GCaMP6S imaging was performed with an Olympus two-photon system with a Mai-Tai laser (Spectra Physics) at 920 nm and a 10x water immersion objective. z stacks (~20 slices at 5 μm intervals) were acquired every 30 seconds for 10 minutes. Maximal z projections were used to quantify fluorescence in individual neuronal cell bodies over time. 12-bit images were used (i.e. pixel intensity ranging from 0-4095). Subsequent data processing was performed using custom-written scripts in IgorPro (Wavemetrics). Individual traces were normalized to initial fluorescence (F/F) and averaged across samples. The line graphs show the average GCaMP6S fluorescence (thick line) +/− standard error of the mean (thin vertical lines) plotted versus time. The mean maximum change in GCaMP6S fluorescence (Max. ΔF/F) was calculated by averaging the peak F/F determined for each trace of a given sample. For each experiment, the sample sizes are indicated as n=x;y where x and y are the total number of cell bodies and brains quantified per sample, respectively. No statistical method was used to determine minimum required sample sizes, they were based on ref. [38] and also determined empirically. Generally, 8 brains were imaged for each data point over at least two experiments performed on different days. Additional brains were imaged when the results were variable from one day to another and all results pooled for analysis. We verified that the difference in Max. ΔF/F between samples was due to differences in absolute peak GCaMP6S intensity, not to differences in initial GCaMP6S intensity for each experiment.

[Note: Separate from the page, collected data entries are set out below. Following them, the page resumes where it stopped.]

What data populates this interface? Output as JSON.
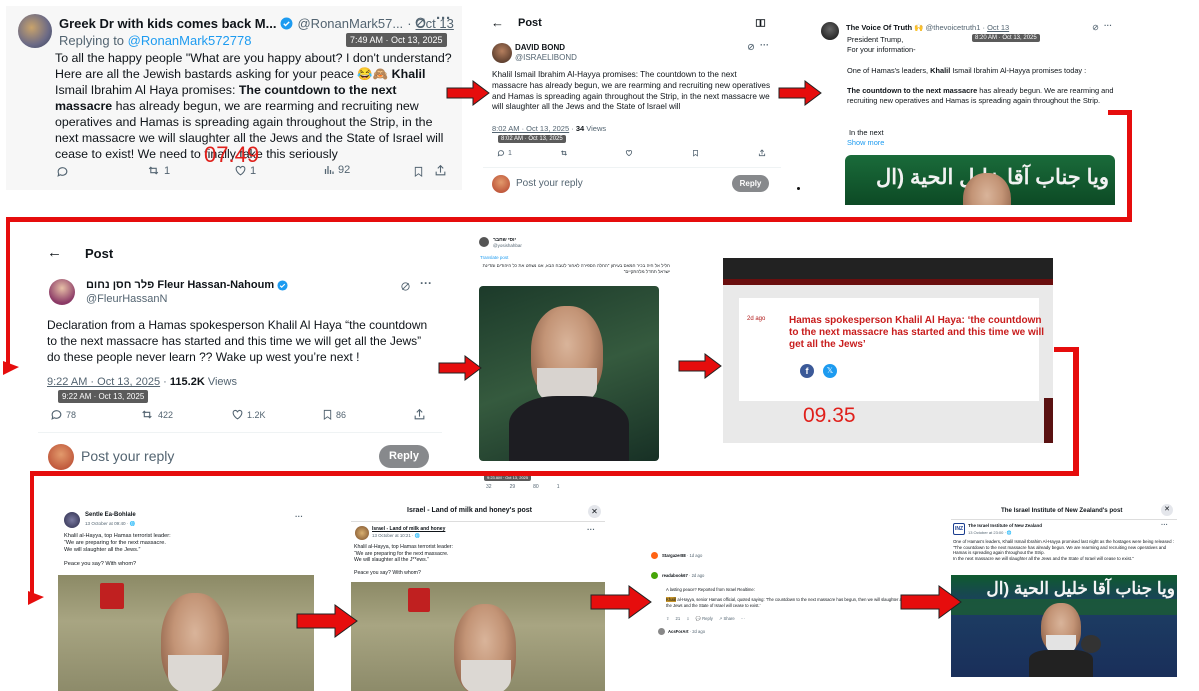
{
  "p1": {
    "name": "Greek Dr with kids comes back M...",
    "handle": "@RonanMark57...",
    "dot": "·",
    "date": "Oct 13",
    "replying_prefix": "Replying to ",
    "replying_handle": "@RonanMark572778",
    "tooltip": "7:49 AM · Oct 13, 2025",
    "text_1": "To all the happy people \"What are you happy about? I don't understand? Here are all the Jewish bastards asking for your peace ",
    "emoji_1": "😂🙈",
    "bold_1": "Khalil",
    "text_2": " Ismail Ibrahim Al Haya promises: ",
    "bold_2": "The countdown to the next massacre",
    "text_3": " has already begun, we are rearming and recruiting new operatives and Hamas is spreading again throughout the Strip, in the next massacre we will slaughter all the Jews and the State of Israel will cease to exist! We need to finally take this seriously",
    "overlay_time": "07.49",
    "retweets": "1",
    "likes": "1",
    "views": "92"
  },
  "p2": {
    "header": "Post",
    "name": "DAVID BOND",
    "handle": "@ISRAELIBOND",
    "text": "Khalil Ismail Ibrahim Al-Hayya promises: The countdown to the next massacre has already begun, we are rearming and recruiting new operatives and Hamas is spreading again throughout the Strip, in the next massacre we will slaughter all the Jews and the State of Israel will",
    "timestamp": "8:02 AM · Oct 13, 2025",
    "views_count": "34",
    "views_label": "Views",
    "tooltip": "8:02 AM · Oct 13, 2025",
    "replies": "1",
    "reply_placeholder": "Post your reply",
    "reply_button": "Reply"
  },
  "p3": {
    "name": "The Voice Of Truth 🙌",
    "handle": "@thevoicetruth1",
    "date": "Oct 13",
    "tooltip": "8:20 AM · Oct 13, 2025",
    "line1": "President Trump,",
    "line2": "For your information-",
    "para_a": "One of Hamas's leaders, ",
    "para_b": "Khalil",
    "para_c": " Ismail Ibrahim Al-Hayya promises today :",
    "bold": "The countdown to the next massacre",
    "rest": " has already begun. We are rearming and recruiting new operatives and Hamas is spreading again throughout the Strip.",
    "in_next": "In the next",
    "show_more": "Show more",
    "banner_arabic": "ويا جناب آقا خليل الحية (ال"
  },
  "p4": {
    "header": "Post",
    "name": "פלר חסן נחום Fleur Hassan-Nahoum",
    "handle": "@FleurHassanN",
    "text": "Declaration from a Hamas spokesperson Khalil Al Haya “the countdown to the next massacre has started and this time we will get all the Jews” do these people never learn ?? Wake up west you’re next !",
    "timestamp": "9:22 AM · Oct 13, 2025",
    "views_count": "115.2K",
    "views_label": "Views",
    "tooltip": "9:22 AM · Oct 13, 2025",
    "replies": "78",
    "retweets": "422",
    "likes": "1.2K",
    "bookmarks": "86",
    "reply_placeholder": "Post your reply",
    "reply_button": "Reply"
  },
  "p5": {
    "name": "יוסי שחבר",
    "handle": "@yosishahbar",
    "translate": "Translate post",
    "hebrew": "חליל אל חיה בכיר חמאס בעיתון \"החלה הספירה לאחור לטבח הבא, אנו נשחט את כל היהודים ומדינת ישראל תחדל מלהתקיים\"",
    "tooltip": "9:23 AM · Oct 13, 2025",
    "stat1": "32",
    "stat2": "29",
    "stat3": "80",
    "stat4": "1"
  },
  "p6": {
    "ago": "2d ago",
    "headline": "Hamas spokesperson Khalil Al Haya: ‘the countdown to the next massacre has started and this time we will get all the Jews’",
    "overlay_time": "09.35"
  },
  "p7": {
    "name": "Sentle Ea-Bohlale",
    "meta": "13 October at 09:40 · ",
    "body": "Khalil al-Hayya, top Hamas terrorist leader:\n“We are preparing for the next massacre.\nWe will slaughter all the Jews.”\n\nPeace you say? With whom?"
  },
  "p8": {
    "header": "Israel - Land of milk and honey's post",
    "name": "Israel - Land of milk and honey",
    "meta": "13 October at 10:21 · ",
    "body": "Khalil al-Hayya, top Hamas terrorist leader:\n“We are preparing for the next massacre.\nWe will slaughter all the J**ews.”\n\nPeace you say? With whom?"
  },
  "p9": {
    "c1_name": "Stargazer88",
    "c1_ago": "· 1d ago",
    "c2_name": "readabook67",
    "c2_ago": "· 2d ago",
    "c2_intro": "A lasting peace? Reported from Israel Realtime:",
    "c2_hl": "Khalil",
    "c2_text": " al-Hayya, senior Hamas official, quoted saying: 'The countdown to the next massacre has begun, then we will slaughter all the Jews and the State of Israel will cease to exist.'",
    "c2_votes": "21",
    "c2_reply": "Reply",
    "c2_share": "Share",
    "c3_name": "AcsForArt",
    "c3_ago": "· 2d ago"
  },
  "p10": {
    "header": "The Israel Institute of New Zealand's post",
    "name": "The Israel Institute of New Zealand",
    "meta": "13 October at 23:00 · ",
    "body": "One of Hamas's leaders, Khalil Ismail Ibrahim Al-Hayya promised last night as the hostages were being released :\n\"The countdown to the next massacre has already begun. We are rearming and recruiting new operatives and Hamas is spreading again throughout the Strip.\nIn the next massacre we will slaughter all the Jews and the State of Israel will cease to exist.\"",
    "banner_arabic": "ويا جناب آقا خليل الحية (ال"
  },
  "colors": {
    "red": "#e60d0d",
    "x_blue": "#1d9bf0",
    "verified": "#1d9bf0",
    "reply_btn": "#87898c",
    "headline_red": "#c81d1d"
  }
}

Statistics were performed in IgorPro (Wavemetrics). Since samples often had unequal variances, we used the KS test to compare responses to drugs to avoid the problem of requiring normal distributions and equal variances. For baseline GCaMP6S experiments, we used Kruskal-Wallis ANOVA to determine if there was a significant rhythm in the data.

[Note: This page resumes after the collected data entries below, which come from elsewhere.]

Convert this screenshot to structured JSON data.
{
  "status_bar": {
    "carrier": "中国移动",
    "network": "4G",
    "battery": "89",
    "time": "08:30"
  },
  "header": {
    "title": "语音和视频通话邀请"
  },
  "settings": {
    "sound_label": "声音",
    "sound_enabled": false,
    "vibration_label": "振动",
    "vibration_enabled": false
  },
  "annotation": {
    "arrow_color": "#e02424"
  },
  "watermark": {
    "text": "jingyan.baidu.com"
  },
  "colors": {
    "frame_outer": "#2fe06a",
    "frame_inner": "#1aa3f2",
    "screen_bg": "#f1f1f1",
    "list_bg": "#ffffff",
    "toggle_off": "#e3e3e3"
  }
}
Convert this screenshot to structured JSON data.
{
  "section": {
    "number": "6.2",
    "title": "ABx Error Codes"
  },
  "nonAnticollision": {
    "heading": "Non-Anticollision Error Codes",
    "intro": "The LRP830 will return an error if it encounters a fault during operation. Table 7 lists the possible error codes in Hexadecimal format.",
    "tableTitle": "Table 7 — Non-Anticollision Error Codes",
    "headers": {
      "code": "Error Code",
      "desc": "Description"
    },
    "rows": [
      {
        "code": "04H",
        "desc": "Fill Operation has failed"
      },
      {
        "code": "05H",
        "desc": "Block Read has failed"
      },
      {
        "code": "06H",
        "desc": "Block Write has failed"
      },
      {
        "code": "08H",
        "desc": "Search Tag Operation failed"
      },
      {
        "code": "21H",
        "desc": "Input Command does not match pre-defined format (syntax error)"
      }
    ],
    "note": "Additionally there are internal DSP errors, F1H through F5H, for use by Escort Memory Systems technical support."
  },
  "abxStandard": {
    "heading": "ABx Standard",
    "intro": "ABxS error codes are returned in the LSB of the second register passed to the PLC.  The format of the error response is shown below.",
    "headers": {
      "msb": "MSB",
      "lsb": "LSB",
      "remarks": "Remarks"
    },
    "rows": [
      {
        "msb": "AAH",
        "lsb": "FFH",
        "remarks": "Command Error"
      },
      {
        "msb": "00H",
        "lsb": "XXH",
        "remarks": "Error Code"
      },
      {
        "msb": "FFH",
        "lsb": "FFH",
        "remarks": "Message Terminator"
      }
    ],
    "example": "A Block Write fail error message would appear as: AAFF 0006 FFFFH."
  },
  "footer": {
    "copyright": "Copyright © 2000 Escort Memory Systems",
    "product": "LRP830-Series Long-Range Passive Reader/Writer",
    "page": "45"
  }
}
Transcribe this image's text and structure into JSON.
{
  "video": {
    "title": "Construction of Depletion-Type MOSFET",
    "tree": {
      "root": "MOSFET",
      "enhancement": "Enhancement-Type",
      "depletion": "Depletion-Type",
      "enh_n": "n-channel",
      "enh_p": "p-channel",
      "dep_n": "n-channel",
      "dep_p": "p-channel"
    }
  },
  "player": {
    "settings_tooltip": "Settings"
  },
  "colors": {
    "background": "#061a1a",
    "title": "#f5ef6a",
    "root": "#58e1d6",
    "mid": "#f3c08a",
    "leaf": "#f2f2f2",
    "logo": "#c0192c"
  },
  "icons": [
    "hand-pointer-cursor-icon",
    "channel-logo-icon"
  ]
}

Low expression levels from Lk-Gal4 meant that we used flies homozygous for both Lk-Gal4 and UAS-GCaMP6S to image GCaMP6S in LHLKs, except for Pdf-Dti experiments. For the latter, we decreased the scan speed (1 z-stack per minute) to compensate for decreased signal intensity. To measure LHLK, LK-R and DH44 neuron excitability rhythms and baseline GCaMP6S levels in DD, flies were entrained to LD for at least 3 days and assayed on the first day in DD. Individual flies were maintained in DD and anesthetized on ice immediately before dissection under visible light. In total, brains were exposed to visible light for <5 min before measuring excitability and for between 5-10min before measuring baseline GCaMP6S.